Titled ‘Moon and the Body,’ the exhibition showcases contemporary themes blended with traditional miniature techniques. Exploring beyond boundaries, the artist trio attempts to connect to the viewer in a fresh and innovative way that portrays their individual styles. Though the themes and techniques followed by each artist appears to be different, yet they seem to be bonding together in a diverse expression of miniature art. Another connecting bond is that all three are graduates from the National College of Arts, Lahore.
The works on display show power of aesthetic thinking and impulses that most artists used for their narratives and employed it to their work embodying principles that story-telling also works in creativity to shape the response of the viewer as much as the forms they capture.

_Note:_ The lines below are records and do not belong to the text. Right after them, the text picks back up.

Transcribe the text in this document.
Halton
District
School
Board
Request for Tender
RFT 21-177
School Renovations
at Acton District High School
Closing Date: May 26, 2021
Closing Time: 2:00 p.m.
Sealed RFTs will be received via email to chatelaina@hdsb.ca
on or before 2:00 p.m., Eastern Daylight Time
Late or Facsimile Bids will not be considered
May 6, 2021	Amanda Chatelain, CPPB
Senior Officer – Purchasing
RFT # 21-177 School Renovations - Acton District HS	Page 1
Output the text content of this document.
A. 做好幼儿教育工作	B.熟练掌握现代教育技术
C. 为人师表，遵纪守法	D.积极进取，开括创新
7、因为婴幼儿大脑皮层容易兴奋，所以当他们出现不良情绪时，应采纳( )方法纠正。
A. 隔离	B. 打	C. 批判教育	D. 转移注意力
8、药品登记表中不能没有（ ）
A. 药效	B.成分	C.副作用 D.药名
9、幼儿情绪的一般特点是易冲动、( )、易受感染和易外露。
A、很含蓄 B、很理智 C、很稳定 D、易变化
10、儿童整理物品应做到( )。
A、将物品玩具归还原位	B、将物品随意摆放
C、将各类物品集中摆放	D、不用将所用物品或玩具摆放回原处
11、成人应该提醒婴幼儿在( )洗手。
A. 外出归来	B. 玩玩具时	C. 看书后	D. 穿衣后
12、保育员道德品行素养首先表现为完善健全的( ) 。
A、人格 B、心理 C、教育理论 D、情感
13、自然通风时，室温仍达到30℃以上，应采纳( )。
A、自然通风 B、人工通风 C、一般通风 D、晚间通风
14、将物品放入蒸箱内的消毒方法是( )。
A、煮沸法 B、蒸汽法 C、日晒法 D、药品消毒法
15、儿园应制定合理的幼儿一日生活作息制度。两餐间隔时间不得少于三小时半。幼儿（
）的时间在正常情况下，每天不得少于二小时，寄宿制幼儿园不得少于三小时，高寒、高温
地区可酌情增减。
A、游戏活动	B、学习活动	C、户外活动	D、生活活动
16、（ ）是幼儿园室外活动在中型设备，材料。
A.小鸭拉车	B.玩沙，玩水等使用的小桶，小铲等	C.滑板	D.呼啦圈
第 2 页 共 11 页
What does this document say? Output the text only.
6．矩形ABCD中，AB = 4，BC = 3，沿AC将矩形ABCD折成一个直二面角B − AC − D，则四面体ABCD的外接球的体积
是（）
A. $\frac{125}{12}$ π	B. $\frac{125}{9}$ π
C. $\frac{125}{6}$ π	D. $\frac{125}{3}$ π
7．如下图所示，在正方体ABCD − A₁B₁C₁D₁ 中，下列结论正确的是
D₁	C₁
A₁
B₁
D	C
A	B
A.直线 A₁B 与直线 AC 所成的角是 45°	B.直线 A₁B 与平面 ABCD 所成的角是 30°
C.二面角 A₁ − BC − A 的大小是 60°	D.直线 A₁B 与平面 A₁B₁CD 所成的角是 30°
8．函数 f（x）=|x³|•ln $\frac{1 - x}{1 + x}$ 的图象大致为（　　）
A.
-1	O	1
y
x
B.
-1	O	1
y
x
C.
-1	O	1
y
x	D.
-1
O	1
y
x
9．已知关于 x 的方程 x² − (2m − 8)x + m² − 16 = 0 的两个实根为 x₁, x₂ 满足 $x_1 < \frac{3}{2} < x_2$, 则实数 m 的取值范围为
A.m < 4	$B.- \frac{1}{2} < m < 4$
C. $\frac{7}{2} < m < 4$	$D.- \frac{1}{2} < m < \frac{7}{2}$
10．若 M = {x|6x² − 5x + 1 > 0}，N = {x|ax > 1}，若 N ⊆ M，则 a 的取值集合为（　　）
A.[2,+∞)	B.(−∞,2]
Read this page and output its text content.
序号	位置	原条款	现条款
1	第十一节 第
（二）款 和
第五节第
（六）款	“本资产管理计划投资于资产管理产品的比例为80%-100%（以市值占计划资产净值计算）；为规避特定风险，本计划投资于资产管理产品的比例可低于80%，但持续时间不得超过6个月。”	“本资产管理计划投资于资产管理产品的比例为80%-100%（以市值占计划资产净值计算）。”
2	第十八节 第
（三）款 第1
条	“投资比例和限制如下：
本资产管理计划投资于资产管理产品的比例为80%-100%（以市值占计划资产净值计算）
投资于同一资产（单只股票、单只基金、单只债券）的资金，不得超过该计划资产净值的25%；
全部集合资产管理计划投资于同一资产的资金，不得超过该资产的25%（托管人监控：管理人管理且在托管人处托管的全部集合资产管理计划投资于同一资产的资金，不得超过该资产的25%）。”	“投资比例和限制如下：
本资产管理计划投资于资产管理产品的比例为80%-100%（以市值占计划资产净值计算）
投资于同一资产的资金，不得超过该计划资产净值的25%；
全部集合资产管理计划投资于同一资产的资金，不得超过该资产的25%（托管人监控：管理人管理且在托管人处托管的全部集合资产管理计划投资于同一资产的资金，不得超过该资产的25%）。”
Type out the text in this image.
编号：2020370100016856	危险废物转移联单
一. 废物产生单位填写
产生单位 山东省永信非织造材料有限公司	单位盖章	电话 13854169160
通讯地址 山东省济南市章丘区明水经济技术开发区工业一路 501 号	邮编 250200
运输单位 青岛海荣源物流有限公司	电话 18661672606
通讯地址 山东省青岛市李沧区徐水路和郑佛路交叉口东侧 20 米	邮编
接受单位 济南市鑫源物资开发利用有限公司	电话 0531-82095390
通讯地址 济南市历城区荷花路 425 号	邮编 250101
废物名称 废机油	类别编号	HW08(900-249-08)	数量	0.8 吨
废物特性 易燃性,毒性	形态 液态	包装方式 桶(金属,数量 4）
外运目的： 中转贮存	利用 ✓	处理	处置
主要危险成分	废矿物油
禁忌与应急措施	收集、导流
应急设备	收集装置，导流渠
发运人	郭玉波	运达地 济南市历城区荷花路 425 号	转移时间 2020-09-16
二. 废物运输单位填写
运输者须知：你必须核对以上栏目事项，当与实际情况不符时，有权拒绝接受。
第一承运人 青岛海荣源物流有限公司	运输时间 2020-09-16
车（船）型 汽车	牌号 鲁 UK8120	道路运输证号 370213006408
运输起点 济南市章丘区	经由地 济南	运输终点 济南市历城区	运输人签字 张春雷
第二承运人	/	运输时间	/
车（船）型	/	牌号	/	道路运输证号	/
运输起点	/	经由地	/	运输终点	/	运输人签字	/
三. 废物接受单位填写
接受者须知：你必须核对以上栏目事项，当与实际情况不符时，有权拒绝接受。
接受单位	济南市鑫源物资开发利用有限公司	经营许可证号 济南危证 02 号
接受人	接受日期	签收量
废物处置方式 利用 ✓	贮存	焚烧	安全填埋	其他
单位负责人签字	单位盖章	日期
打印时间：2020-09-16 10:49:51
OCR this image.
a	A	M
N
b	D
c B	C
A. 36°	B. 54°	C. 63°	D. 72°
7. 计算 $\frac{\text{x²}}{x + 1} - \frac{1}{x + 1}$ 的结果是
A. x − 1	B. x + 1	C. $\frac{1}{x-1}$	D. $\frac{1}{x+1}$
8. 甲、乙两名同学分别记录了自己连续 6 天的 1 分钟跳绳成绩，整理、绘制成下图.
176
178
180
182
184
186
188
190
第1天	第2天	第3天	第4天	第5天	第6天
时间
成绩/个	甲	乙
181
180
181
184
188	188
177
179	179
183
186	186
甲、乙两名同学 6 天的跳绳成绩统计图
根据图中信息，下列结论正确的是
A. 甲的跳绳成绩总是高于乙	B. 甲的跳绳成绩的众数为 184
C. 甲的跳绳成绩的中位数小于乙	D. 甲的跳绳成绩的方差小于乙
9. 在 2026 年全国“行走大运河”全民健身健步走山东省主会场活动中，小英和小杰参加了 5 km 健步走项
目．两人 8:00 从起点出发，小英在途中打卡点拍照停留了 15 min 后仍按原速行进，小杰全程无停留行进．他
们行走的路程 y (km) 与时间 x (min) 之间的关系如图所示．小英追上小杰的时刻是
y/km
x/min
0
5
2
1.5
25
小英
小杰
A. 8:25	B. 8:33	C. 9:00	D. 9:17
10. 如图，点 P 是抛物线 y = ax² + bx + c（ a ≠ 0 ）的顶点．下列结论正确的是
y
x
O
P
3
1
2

Mostly done in figurative forms, the works appear to the viewer, as a dialogue between the creative mind opening up in diverse ways in a density and complexity of narrative action and discursive reflection through deployment of elaborate imagistic and metaphorical abundance. Connected to rural Sindh, Shams-ud-Dinn tries to re-connect to the much-urbanised Lahore through his creative eyes and tries to capture the environmental difference that impacts his work.
Experimenting with the traditional miniature format using Gaouche on Wasli, Shams explores the contemporary enigma to portray the suffocative urban culture and the freshness of rural environment. To show elements of growth and expansion, he has juxtaposed his images with shadows of blackness and suffocation Using Polythene imagery as a symbol of the suffocation, he experiences in urban lifestyle, Shams captures his male figurative, as opposites to express his creative thinking. Apart from male figurative, he has also captured the circle of life through one of his work on display.
Imran Haider’s work is all about form and revealing the visual eloquence in all things that he sees around him. Capturing his imageries in both the details and abstractions of the object, Imran makes an attempt to capture the special out of the ordinary. Imran says that by taking the part to represent the whole, he explores ordinary forms across a variety of subjects in many diverse processes to create the perfect work.
Ejaz Saeed focuses his creative eye on the importance of personal subjectivity and acceptance. Using circles as a as a recurring symbol, he tries to portray its power and significance as in a halo or a crown. His circles also represent both a closed space reflecting his ideas of freedom and resignation and the possibility of escape.
The exhibition would continue at Rohtas Gallery, House No 57-B, Street 26, F-6/2, Islamabad, till February 18.